Smart growth makes efficient use of land, fully utilizes urban services and infrastructure, promotes a wide variety of transportation and housing options, permanently preserves critical natural resources, and protects architectural and environmental character through compatible, high quality, and environmentally-sensitive development. Inherent to this definition is the implementation of smart growth through comprehensive, consistent and effective policies, regulations, capital projects, and incentives.

Principles

The Smart Growth and Urban Environments Approach
The Smart Growth and Urban Environments Team seeks to advance environmental equity and, through enhanced local land use plans and regulations, achieve development that is consistent with the Executive Office of Environmental Affair's (EOEA) smart conservation and smart growth goals. Better regulations will ultimately result in land conservation and development that protects natural resources while constructing needed homes and businesses. Land conservation as well as the density, type, and location of future development have significant implications for the environmental mission of EOEA. Water and air quality as well as energy and land consumption are profoundly affected by choices made, predominantly by municipalities, about where, what, and how growth occurs.

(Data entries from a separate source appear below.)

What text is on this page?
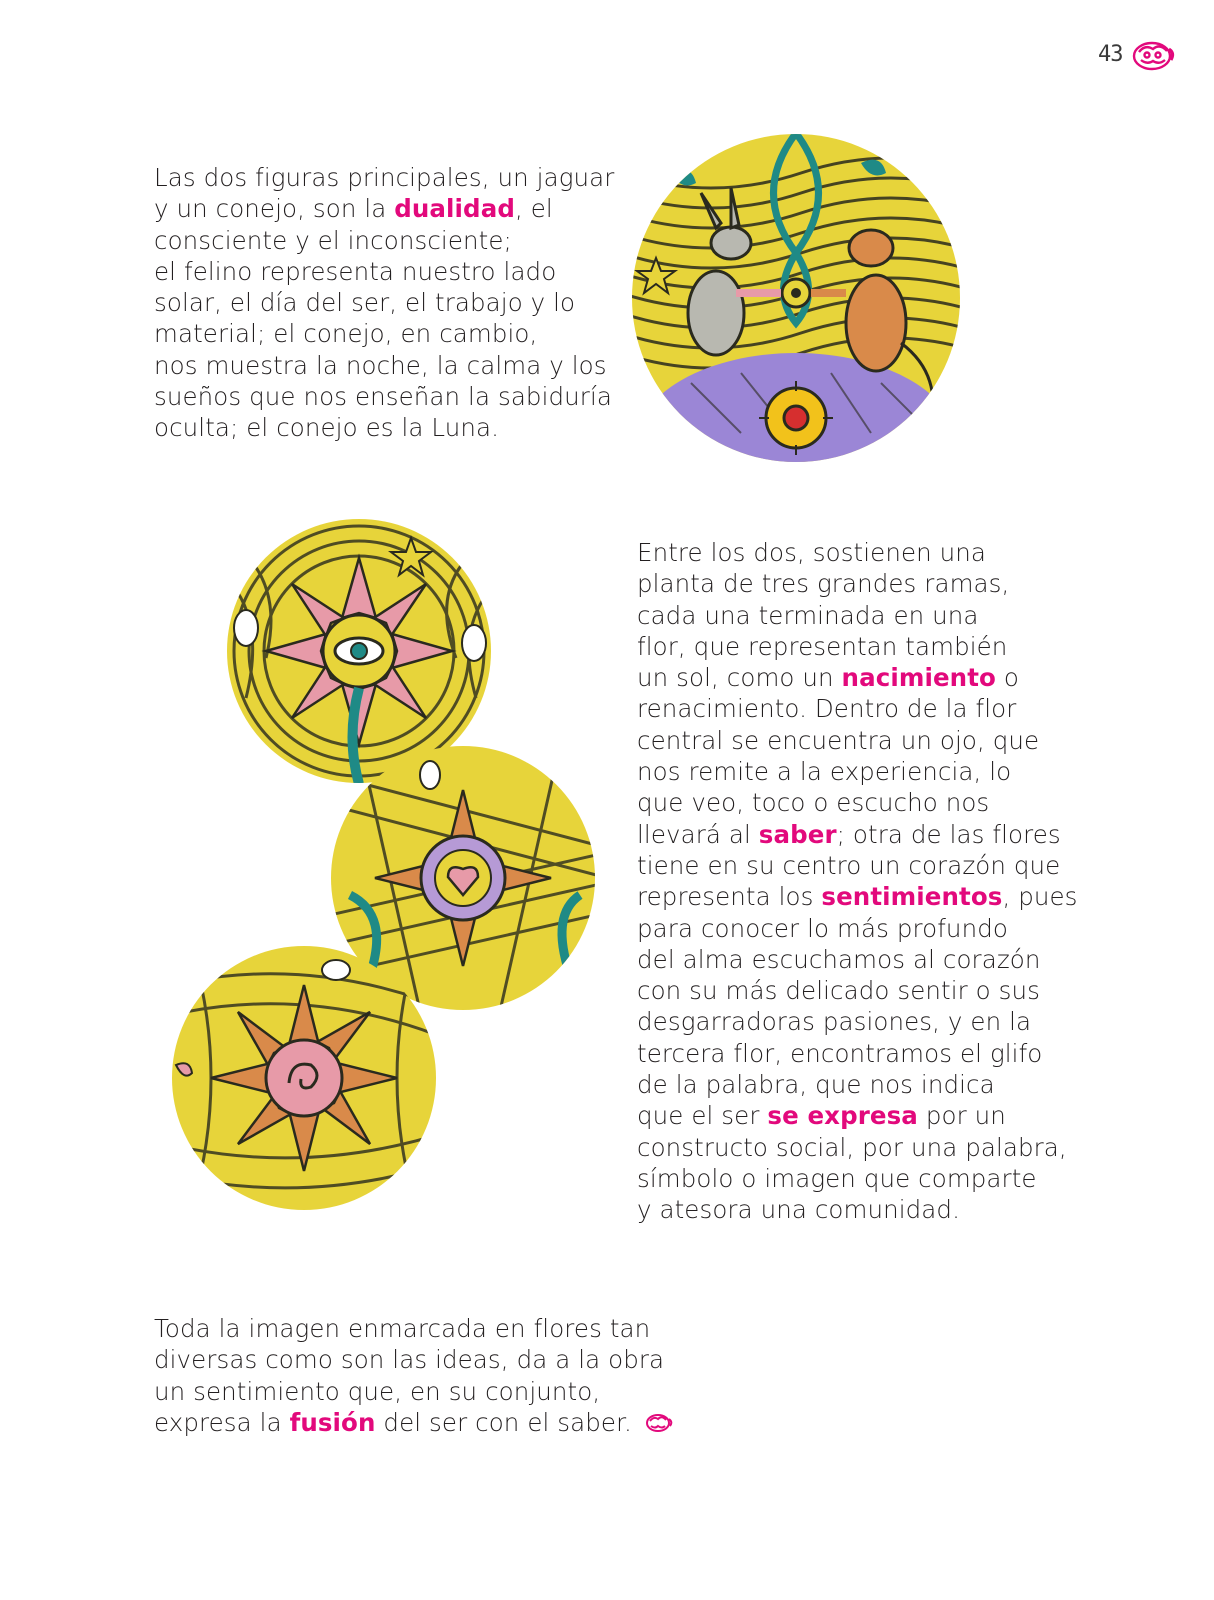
43

Las dos figuras principales, un jaguar
y un conejo, son la dualidad, el
consciente y el inconsciente;
el felino representa nuestro lado
solar, el día del ser, el trabajo y lo
material; el conejo, en cambio,
nos muestra la noche, la calma y los
sueños que nos enseñan la sabiduría
oculta; el conejo es la Luna.

Entre los dos, sostienen una
planta de tres grandes ramas,
cada una terminada en una
flor, que representan también
un sol, como un nacimiento o
renacimiento. Dentro de la flor
central se encuentra un ojo, que
nos remite a la experiencia, lo
que veo, toco o escucho nos
llevará al saber; otra de las flores
tiene en su centro un corazón que
representa los sentimientos, pues
para conocer lo más profundo
del alma escuchamos al corazón
con su más delicado sentir o sus
desgarradoras pasiones, y en la
tercera flor, encontramos el glifo
de la palabra, que nos indica
que el ser se expresa por un
constructo social, por una palabra,
símbolo o imagen que comparte
y atesora una comunidad.

Toda la imagen enmarcada en flores tan
diversas como son las ideas, da a la obra
un sentimiento que, en su conjunto,
expresa la fusión del ser con el saber.
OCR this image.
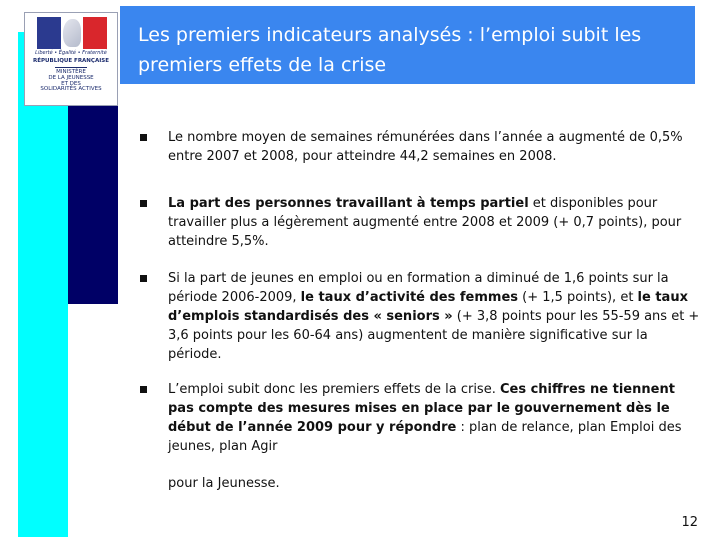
Liberté • Égalité • Fraternité
RÉPUBLIQUE FRANÇAISE
MINISTÈRE
DE LA JEUNESSE
ET DES
SOLIDARITÉS ACTIVES
Les premiers indicateurs analysés : l’emploi subit les
premiers effets de la crise
Le nombre moyen de semaines rémunérées dans l’année a augmenté de 0,5% entre 2007 et 2008, pour atteindre 44,2 semaines en 2008.
La part des personnes travaillant à temps partiel et disponibles pour travailler plus a légèrement augmenté entre 2008 et 2009 (+ 0,7 points), pour atteindre 5,5%.
Si la part de jeunes en emploi ou en formation a diminué de 1,6 points sur la période 2006-2009, le taux d’activité des femmes (+ 1,5 points), et le taux d’emplois standardisés des « seniors » (+ 3,8 points pour les 55-59 ans et + 3,6 points pour les 60-64 ans) augmentent de manière significative sur la période.
L’emploi subit donc les premiers effets de la crise. Ces chiffres ne tiennent pas compte des mesures mises en place par le gouvernement dès le début de l’année 2009 pour y répondre : plan de relance, plan Emploi des jeunes, plan Agir
pour la Jeunesse.
12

Pedestrian-friendly businesses in downtown Dartmouth
Pedestrian friendly downtown businesses

Massachusetts is known across the country for its pedestrian-friendly cities, visually attractive historic downtowns, and quaint New England villages. These vital community centers are characterized by dense settlement, narrow streets, public parks and mixed uses that allow citizens to live within easy strolling distance of shops, restaurants, commercial services and places of work. These communities have typically blended well with a healthy, natural environment and have provided a high qualify of life.

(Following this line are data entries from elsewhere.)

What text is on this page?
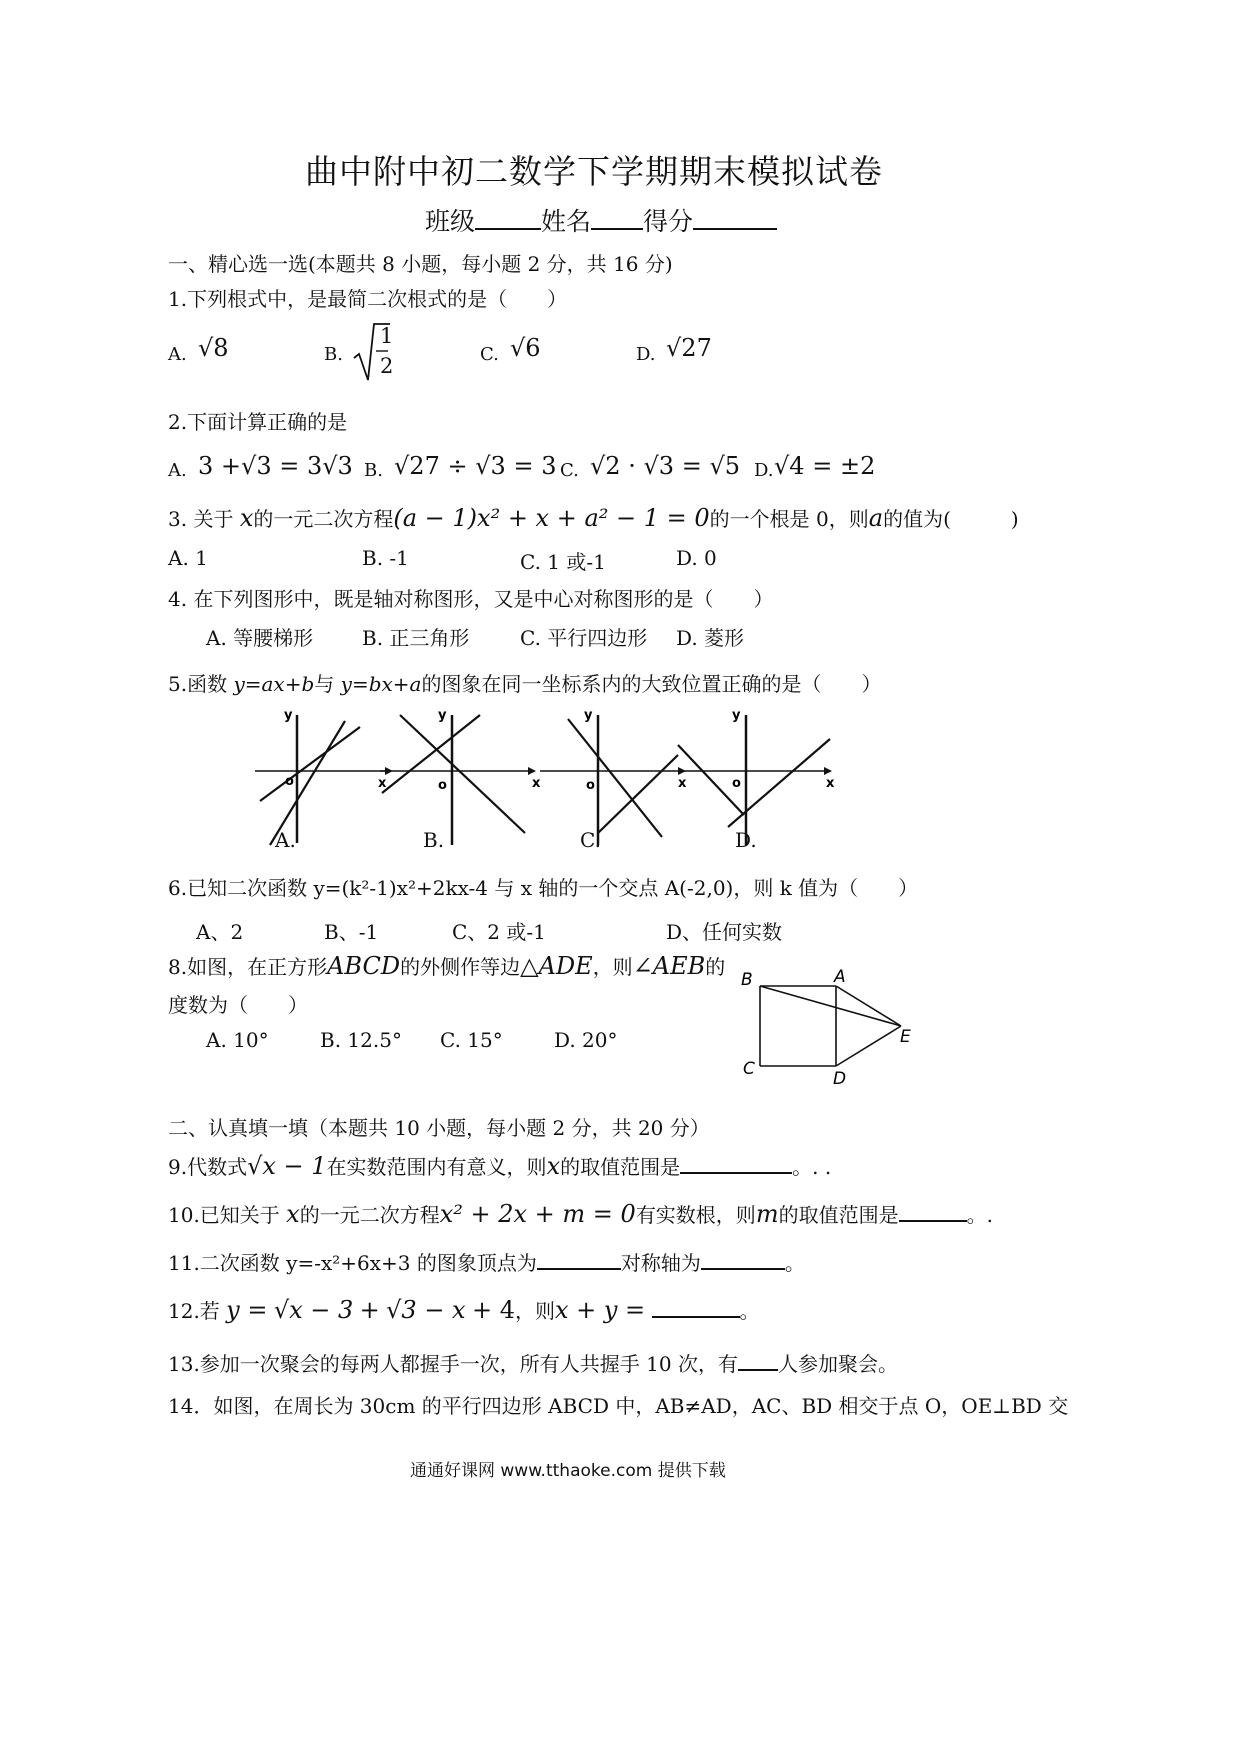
曲中附中初二数学下学期期末模拟试卷
班级	姓名 得分
一、精心选一选(本题共 8 小题，每小题 2 分，共 16 分)
1.下列根式中，是最简二次根式的是（　　）
A. √8	B.
1
2	C. √6	D. √27
2.下面计算正确的是
A. 3 +√3 = 3√3 B. √27 ÷ √3 = 3 C. √2 · √3 = √5 D. √4 = ±2
3. 关于 x的一元二次方程(a − 1)x² + x + a² − 1 = 0的一个根是 0，则a的值为(　　　)
A. 1	B. -1	C. 1 或-1	D. 0
4. 在下列图形中，既是轴对称图形，又是中心对称图形的是（　　）
A. 等腰梯形 B. 正三角形	C. 平行四边形 D. 菱形
5.函数 y=ax+b与 y=bx+a的图象在同一坐标系内的大致位置正确的是（　　）
y
x
o
y
x
o
y
x
o
y
x
o
A.	B.	C.	D.
6.已知二次函数 y=(k²-1)x²+2kx-4 与 x 轴的一个交点 A(-2,0)，则 k 值为（　　）
A、2	B、-1	C、2 或-1	D、任何实数
8.如图，在正方形ABCD的外侧作等边△ADE，则∠AEB的
度数为（　　）
A. 10°	B. 12.5° C. 15°	D. 20°
B	A
E
C	D
二、认真填一填（本题共 10 小题，每小题 2 分，共 20 分）
9.代数式√x − 1在实数范围内有意义，则x的取值范围是	。. .
10.已知关于 x的一元二次方程x² + 2x + m = 0有实数根，则m的取值范围是	。.
11.二次函数 y=-x²+6x+3 的图象顶点为	对称轴为	。
12.若 y = √x − 3 + √3 − x + 4，则x + y =	。
13.参加一次聚会的每两人都握手一次，所有人共握手 10 次，有 人参加聚会。
14．如图，在周长为 30cm 的平行四边形 ABCD 中，AB≠AD，AC、BD 相交于点 O，OE⊥BD 交
通通好课网 www.tthaoke.com 提供下载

However, recent growth trends in Massachusetts have steered away from this village center model and spread development diffusely across Massachusetts' landscape. From 1950 to 1990, the Commonwealth's population grew by 28% while the amount of developed land grew by 188%. Recognizing the importance of protecting the unique character of Massachusetts as the Commonwealth continues to evolve, the Executive Office of Environmental Affairs has been encouraging smart growth for more than a decade. EOEA's smart growth efforts include providing information, incentives, and funding to help local leaders and residents make informed decisions about growth and development.
Increases in low density residential land use and loss of forest land characterize land use trends over the past 30 years
30 year land use trends

Smart growth cannot be realized via state actions alone. In fact, it is municipalities that have the greatest influence on where and how growth occurs. Therefore, achieving sustainable development requires encouraging changes on the local level to conserve natural resources and develop more wisely. And because no community exists in isolation, our approach encourages cities and towns to look beyond their municipal borders --to a regional level-- to plan for growth while preserving a region's most important assets.

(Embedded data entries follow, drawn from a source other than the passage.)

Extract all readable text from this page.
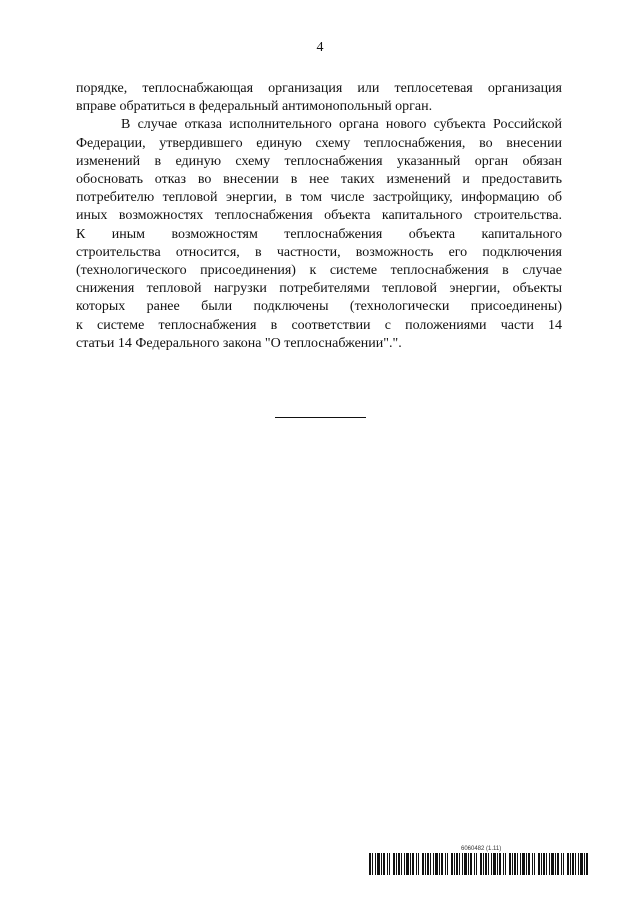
4
порядке, теплоснабжающая организация или теплосетевая организация
вправе обратиться в федеральный антимонопольный орган.
В случае отказа исполнительного органа нового субъекта Российской
Федерации, утвердившего единую схему теплоснабжения, во внесении
изменений в единую схему теплоснабжения указанный орган обязан
обосновать отказ во внесении в нее таких изменений и предоставить
потребителю тепловой энергии, в том числе застройщику, информацию об
иных возможностях теплоснабжения объекта капитального строительства.
К иным возможностям теплоснабжения объекта капитального
строительства относится, в частности, возможность его подключения
(технологического присоединения) к системе теплоснабжения в случае
снижения тепловой нагрузки потребителями тепловой энергии, объекты
которых ранее были подключены (технологически присоединены)
к системе теплоснабжения в соответствии с положениями части 14
статьи 14 Федерального закона "О теплоснабжении".".
6060482 (1.11)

Sprawl development pattern
Sprawl development pattern

The policies and programs of the Smart Growth and Urban Environments Team attempt to proactively address, through better development and redevelopment, the negative effects of sprawl. Poorly planned growth results in a decentralized and incoherent pattern of development - often referred to as "sprawl"- that consumes large amounts of open space and farmland, overburdens existing infrastructure, exacerbates tight municipal budgets, and damages natural resources and our environment. The negative impacts of sprawl on our communities are alarming and often irreversible.

Furthermore, sprawl jeopardizes our long-term economic well-being by squandering natural resources needed to support economic development and increasing energy demand, the cost of infrastructure, and community services. As housing subdivisions and strip malls replace open spaces and critical wildlife habitats, resource-based businesses, such as farming, forestry, fishing, tourism, and recreation also suffer. Ironically, as the impacts of sprawl development accumulate, communities may begin to react negatively to growth proposals and foster "anti-growth" sentiments in which innovative economically beneficial developments on appropriate sites, including much needed housing, are steadfastly opposed.
Over three million in funding provided to municipalities to implement smart growth
Smart Growth Technical Assistance Grants

Many communities find themselves in a corner; they desire economic development, but are concerned that the financial, environmental and social costs of sprawl will outweigh the benefits of that growth. With careful planning, however, economic growth can occur consistent with the character of our communities. EOEA does not have a "no growth" policy. Instead, the agency promotes pro-active and careful decision-making to direct future development to the most suitable locations. The goal is to encourage communities to develop a unique vision and action plan for future development that compliments rather than conflicts with their environment, history, culture, and quality of life. To that end, the Smart Growth and Urban Environments Team provides incentives and resources to produce Master and other plans and to alter zoning and other development regulations.

New techniques to be added to the original eleven released in 2005
Smart Growth Toolkit

Achieving smart growth requires forming partnerships on the local, regional, and state level and inviting partners to participate in the planning process. Comprehensive planning involves a variety of issues and a diversity of interests and people. At the state level, Environmental Affairs has partnered with the Housing, Economic Development, and Transportation agencies to encourage smart growth. This innovative, interagency partnership is crucial since environmental, housing, transportation and economic development issues are inextricably linked.

Instead of using a purely top-down approach, the Smart Growth and Urban Environments Team encourages communities to define their own futures and promotes environmental planning from the local level up. The Team seeks to empower communities by providing them with tools and programs that enable them to recognize the fiscal, environmental and social impacts of different development options. Through a full understanding of the implications of land use decisions, communities will be able to make more informed choices regarding the legacy they leave for future generations.